An aspect of good preventive medicine in the cow-calf herd focuses on protecting the young calf from diseases they may encounter while on summer pasture. Cow-calf producers, with input from their veterinarians, typically vaccinate calves going out to pasture in the late spring. Most commonly, 7-way Clostridial vaccines providing protection against blackleg are used, but depending on individual herd issues, vaccines against illnesses such as pinkeye or respiratory diseases might be considered.

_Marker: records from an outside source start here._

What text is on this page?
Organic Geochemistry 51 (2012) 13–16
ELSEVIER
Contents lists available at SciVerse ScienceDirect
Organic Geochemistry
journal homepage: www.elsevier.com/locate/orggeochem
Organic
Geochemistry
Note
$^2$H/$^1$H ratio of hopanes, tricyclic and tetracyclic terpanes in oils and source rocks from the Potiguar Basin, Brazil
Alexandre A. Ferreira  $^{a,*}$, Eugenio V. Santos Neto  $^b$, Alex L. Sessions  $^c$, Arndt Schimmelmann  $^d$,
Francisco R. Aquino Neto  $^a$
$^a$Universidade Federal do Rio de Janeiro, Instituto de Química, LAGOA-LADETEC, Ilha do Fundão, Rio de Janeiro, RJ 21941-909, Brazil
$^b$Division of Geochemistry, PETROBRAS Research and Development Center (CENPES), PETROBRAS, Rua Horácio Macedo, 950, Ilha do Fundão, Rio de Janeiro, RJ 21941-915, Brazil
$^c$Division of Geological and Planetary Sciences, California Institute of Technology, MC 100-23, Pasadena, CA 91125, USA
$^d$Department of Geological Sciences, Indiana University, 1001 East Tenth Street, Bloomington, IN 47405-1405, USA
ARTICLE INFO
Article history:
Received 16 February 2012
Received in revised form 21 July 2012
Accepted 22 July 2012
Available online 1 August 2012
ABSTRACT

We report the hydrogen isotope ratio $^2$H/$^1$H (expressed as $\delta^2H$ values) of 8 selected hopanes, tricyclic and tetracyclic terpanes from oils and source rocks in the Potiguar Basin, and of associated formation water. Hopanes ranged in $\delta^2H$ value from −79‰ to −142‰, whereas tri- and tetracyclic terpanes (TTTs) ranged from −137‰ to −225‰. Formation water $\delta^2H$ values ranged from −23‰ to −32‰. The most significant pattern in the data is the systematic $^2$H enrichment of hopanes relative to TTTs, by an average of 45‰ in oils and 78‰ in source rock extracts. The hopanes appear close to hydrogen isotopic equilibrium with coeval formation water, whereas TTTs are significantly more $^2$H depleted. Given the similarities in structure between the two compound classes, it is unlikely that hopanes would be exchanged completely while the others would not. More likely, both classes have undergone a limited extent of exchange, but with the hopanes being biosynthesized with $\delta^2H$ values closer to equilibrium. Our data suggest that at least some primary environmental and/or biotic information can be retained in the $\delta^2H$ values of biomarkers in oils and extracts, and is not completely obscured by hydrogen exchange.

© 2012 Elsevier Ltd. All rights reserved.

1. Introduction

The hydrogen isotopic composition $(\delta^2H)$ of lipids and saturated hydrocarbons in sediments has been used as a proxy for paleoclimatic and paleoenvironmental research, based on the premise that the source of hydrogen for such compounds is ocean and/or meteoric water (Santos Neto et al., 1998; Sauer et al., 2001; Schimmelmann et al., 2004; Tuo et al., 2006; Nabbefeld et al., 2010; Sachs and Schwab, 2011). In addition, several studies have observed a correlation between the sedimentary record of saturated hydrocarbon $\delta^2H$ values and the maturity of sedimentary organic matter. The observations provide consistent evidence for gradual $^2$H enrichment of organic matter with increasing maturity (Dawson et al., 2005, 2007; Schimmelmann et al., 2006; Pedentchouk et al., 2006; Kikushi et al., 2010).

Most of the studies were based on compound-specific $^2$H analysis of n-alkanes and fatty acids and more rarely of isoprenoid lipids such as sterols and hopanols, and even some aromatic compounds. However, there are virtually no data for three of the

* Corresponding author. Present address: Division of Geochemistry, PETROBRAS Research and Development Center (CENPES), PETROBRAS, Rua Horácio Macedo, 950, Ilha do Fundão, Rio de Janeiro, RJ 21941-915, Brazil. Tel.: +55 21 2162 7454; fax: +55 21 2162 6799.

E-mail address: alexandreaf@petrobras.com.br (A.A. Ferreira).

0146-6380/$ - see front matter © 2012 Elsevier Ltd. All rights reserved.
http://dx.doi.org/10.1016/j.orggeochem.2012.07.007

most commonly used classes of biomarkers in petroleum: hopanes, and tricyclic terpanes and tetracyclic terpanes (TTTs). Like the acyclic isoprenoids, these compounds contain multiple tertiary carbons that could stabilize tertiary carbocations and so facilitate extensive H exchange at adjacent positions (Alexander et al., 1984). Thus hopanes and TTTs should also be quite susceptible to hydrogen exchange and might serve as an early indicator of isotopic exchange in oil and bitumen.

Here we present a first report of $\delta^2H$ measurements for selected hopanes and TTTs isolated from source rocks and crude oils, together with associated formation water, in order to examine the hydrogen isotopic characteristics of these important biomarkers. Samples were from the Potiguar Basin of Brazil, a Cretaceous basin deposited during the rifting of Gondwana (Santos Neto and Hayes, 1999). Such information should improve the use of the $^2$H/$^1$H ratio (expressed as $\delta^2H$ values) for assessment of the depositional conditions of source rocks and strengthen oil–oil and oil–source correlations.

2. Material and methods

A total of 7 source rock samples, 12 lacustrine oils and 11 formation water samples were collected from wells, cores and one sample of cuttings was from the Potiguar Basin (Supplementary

When groups of calves on pasture experience respiratory disease on pasture before weaning, vaccines against viral pathogens such as IBR, PI3 and BRSV are often considered in spring calf programs. Vaccines against these pathogens come in injectable as well as intranasal formulations. How do intranasal vaccines work, and how do they differ from injectable vaccines?
When an intranasal vaccine is squirted up the nose, several things happen. Probably the most important is that the vaccine stimulates a lot of surface or “mucosal” immunity in the nose and upper respiratory tract. When you think about it, this might be the most important part of the body in which to stimulate immunity. Essentially all respiratory germs enter a calf through the nose. If the immune system can eliminate or limit the germ in the nasal passages, then those pathogens won’t reach the lower lungs, where they really do their damage.
All vaccines stimulate the immune system by helping the body produce antibodies against a specific germ, and also by stimulating immune system cells to help recognize and destroy cells that have been infected by viruses. In the case of intranasal vaccines, a lot of that antibody production takes place in the lining of the respiratory tract, in the fluids that cover and bathe the inside of the nose, throat, and windpipe.
The nasal passages are also areas of the body that contain a lot of “dendritic cells.” These are specialized body cells that lay right under the lining of the upper respiratory tract. They can travel from the site of an immune stimulus (like where an intranasal vaccine has been squirted) to lymph nodes, activating an even broader immune response throughout the body.
In addition, researchers also find that following administration of an intranasal vaccine, a lot of a substance called “interferon” is produced locally. Interferon is a body chemical that non-specifically helps the immune system; in other words, it helps fight off germs that are not necessarily included in the vaccine. Due in large part to this local action, the immune response seems to respond quicker to intranasal vaccines compared to injectable vaccines.